2010 // Thailand // Apichatpong Weerasethakul // April 16, 2011 // Theatrical Print (Webster University Moore Auditorium)
The Palm d'Or-winning Uncle Boonmee is the first of Thai director "Joe" Weerasthakul's unconventional films that managed to elicit a response from me beyond, "Huh. Well that was... something." The director's most celebrated works prior to Boonmee, Tropical Malady and Syndromes and a Century, failed to establish any kind of emotional rapport with me as a viewer. I admired them as attractive and even mesmerizing cinematic objects, but little else. Not so with Boonmee, which I felt compelled to re-visit after encountering it at last year's St. Louis International Film Festival. I suppose that there's a lesson in there about giving challenging auteurs more than a single bite at the apple. Once in a while, something clicks into place with a given director and you can finally see what all the fuss is about.

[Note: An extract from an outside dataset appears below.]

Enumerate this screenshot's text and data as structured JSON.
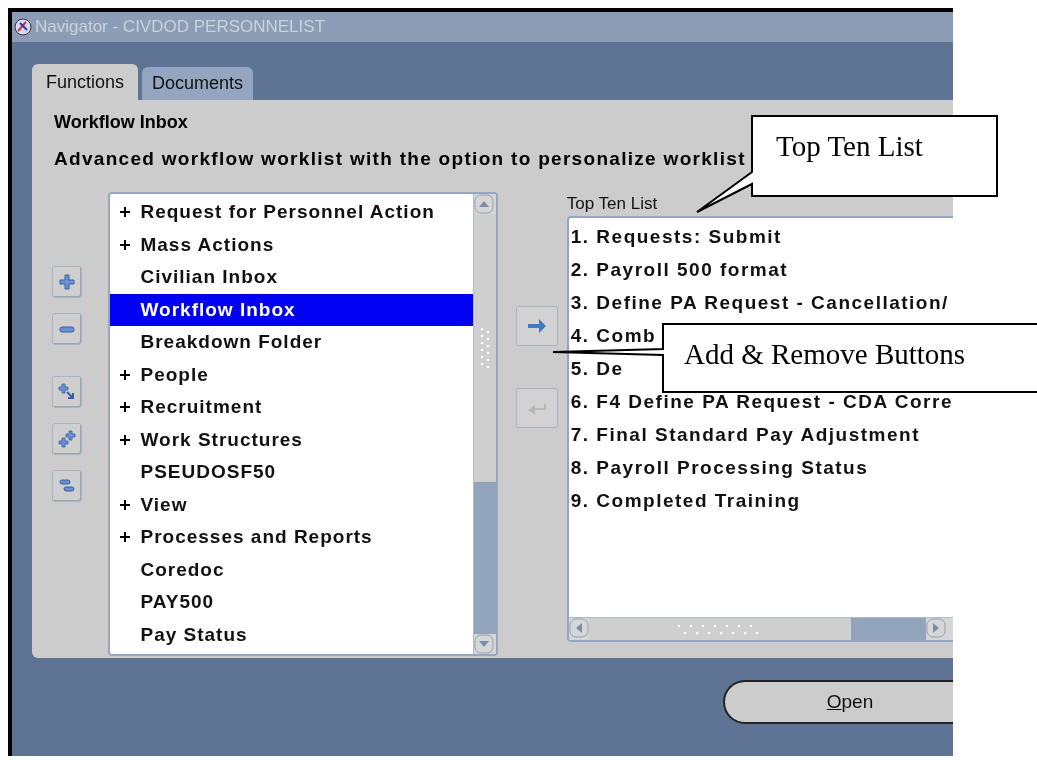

I'm still sorting out exactly why I responded so strongly to Boonmee, but it's at least partly due to the elemental character of the film's themes, and also the frank manner in which those themes are presented. Frankness, of course, being a relative thing in a Weerasthakul outing. Compared to the opacity of Syndromes, this is pretty straightforward stuff. Boonmee is a film about mortality (among other matters) in which the primary thing that "happens" is the slow, lingering demise of the titular character. Theoretically morbid stuff, but Weerasthakul adds a palpable affection for sensory details, a matter-of-fact Buddhist sensibility, and a healthy serving of deadpan humor. The result isn't easy cinema, by any means. Boonmee features all sorts of curious events, and a couple of confounding digressions, principally a vignette about a Khmer or Siamese princess and her encounter with a talking catfish (?!). However, the film's disparate components just work, at least for this viewer, for reasons that are not entirely explicable. This sort of non-rational filmmaking claims David Lynch as its acknowledged grand master, but it's always exciting to see it emerge from other sources.
Weerasthakul's eye for arresting visuals has been apparent since I first encountered his works, but it took a second trip through Boonmee's eerie and eccentric pleasures for me to comprehend how crucial sound design is to the texture of the thing. The film boasts a luscious soundscape of natural and manmade din, much of it ambient and unremitting, from buzzing insects to roaring waterfalls to squawking televisions. When paired with the handsome but unadorned way that the director shoots everyday activities, the rich naturalism of the sound design seems to fill in the smells, flavors, and textures of Boonmee's world. When a restless, sweaty young monk savors a hot shower in the middle of the night, you can almost feel how refreshing it must be. When Boonmee and his sister-in-law sample tamarind honey straight from the honeycomb, I caught my mouth going slack at the thought of the sweet taste. Now that's transportive filmmaking.